Contrairement à celles des voitures et camionnettes, les émissions spécifiques de CO2 des camions n’ont pas baissé au cours des 20 dernières années. Les camions ne constituent que 3% de la flotte européenne de véhicules routiers mais représentent un quart des émissions du secteur, une part appelée à augmenter vue la croissance attendue du trafic. En matière d’insécurité routière, 15% des accidents mortels recensés en 2011 (4.254 morts) impliquaient un camion.

La Commission TRAN a décidé que l’espace supplémentaire accordé à la cabine serait dédicacé à la suppression des « blind spots » (angles morts), à l’adjonction d’une zone de déformation et au développement d’un design tel que, en cas de collision, les piétons et cyclistes ne soient pas projetés sous les roues du camion.

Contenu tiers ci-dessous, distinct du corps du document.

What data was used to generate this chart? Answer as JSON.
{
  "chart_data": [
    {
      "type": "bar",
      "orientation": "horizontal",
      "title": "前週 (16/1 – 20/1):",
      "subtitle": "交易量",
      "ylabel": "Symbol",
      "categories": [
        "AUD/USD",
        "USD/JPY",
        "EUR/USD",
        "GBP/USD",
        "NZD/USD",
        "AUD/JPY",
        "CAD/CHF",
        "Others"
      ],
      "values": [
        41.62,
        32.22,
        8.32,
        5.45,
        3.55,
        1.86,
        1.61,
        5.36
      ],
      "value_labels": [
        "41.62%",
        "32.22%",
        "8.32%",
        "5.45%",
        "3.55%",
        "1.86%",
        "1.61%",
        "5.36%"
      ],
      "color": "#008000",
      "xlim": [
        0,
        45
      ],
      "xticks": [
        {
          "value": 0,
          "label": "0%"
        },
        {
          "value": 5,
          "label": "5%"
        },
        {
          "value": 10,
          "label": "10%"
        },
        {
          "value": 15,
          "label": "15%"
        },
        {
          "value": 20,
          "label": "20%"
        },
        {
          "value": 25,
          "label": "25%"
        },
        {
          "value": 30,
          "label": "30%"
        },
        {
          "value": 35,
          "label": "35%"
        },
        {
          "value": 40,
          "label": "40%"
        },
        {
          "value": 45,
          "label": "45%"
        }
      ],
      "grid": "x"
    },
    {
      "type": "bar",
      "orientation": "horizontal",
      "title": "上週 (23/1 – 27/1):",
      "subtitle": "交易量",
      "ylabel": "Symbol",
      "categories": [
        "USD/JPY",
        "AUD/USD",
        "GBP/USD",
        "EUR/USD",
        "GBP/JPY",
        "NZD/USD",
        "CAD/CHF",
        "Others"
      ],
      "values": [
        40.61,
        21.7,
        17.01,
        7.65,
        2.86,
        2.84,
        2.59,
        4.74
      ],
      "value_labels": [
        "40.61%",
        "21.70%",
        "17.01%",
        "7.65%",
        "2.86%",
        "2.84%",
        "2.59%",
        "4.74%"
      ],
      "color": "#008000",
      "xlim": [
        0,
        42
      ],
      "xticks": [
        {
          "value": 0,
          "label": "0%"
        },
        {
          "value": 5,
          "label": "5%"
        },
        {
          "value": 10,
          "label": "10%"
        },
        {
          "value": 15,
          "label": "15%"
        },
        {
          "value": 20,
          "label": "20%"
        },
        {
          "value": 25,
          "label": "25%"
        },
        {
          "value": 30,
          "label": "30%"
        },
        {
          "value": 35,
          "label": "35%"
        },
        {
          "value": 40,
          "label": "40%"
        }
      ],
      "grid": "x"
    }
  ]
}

Les nouvelles flexibilités en matière de design permettront par ailleurs aux constructeurs de d’améliorer l’efficacité énergétique en développant des profils plus aérodynamiques. La législation actuelle induit un design des cabines de camion en forme de brique à la fois dangereux et énergétiquement inefficace. Un design plus profilé associé à des volets à l’arrière de la remorque permet de diminuer la consommation de carburant de 7 à 10% [2] ce qui, aux prix actuels du carburant, représente une diminution de l’ordre de 3.000 euros sur la facture de carburant [3].

Les eurodéputés ont par ailleurs décidé de ne pas suivre la Commission européenne qui proposait d’autoriser le trafic international aux VLL [4] (véhicules plus longs et plus lourds). Les députés demandent à la Commission d’étudier finement les impacts des VLL et de faire rapport en 2016.

Le Parlement souhaite que ces mesures deviennent obligatoires pour tous les camions dès 2022 mais celles-ci doit encore être confirmée par les 28 Etats membres qui sont soumis à forte pression en vue de les bloquer. Les constructeurs veulent ainsi que les nouveaux designs soient interdits jusqu’en 2025 afin de sauver ce qu’ils appellent la « neutralité compétitive ». Ils rejettent en outre des dispositions visant à accroître la sécurité telles que l’amélioration de la vision directe.

Il y a six semaines, une coalition de villes, syndicats, organisations de cyclistes, associations de transporteurs, logisticiens, associations d’environnement et groupes travaillant à l’amélioration de la sécurité routière avait demandé aux eurodéputés de saisir cette opportunité de progrès. Elle a été entendue. Espérons que les Etats membres feront la preuve de la même écoute.


[3Pour un camion parcourant 100.000 km par an

[4Les VLL sont des trains routiers pouvant atteindre une longueur de 25,25 m pour un poids total en charge de 60 tonnes. La législation européenne actuelle limite, pour le trafic international, la longueur à 18,75 m et le poids à 40 t.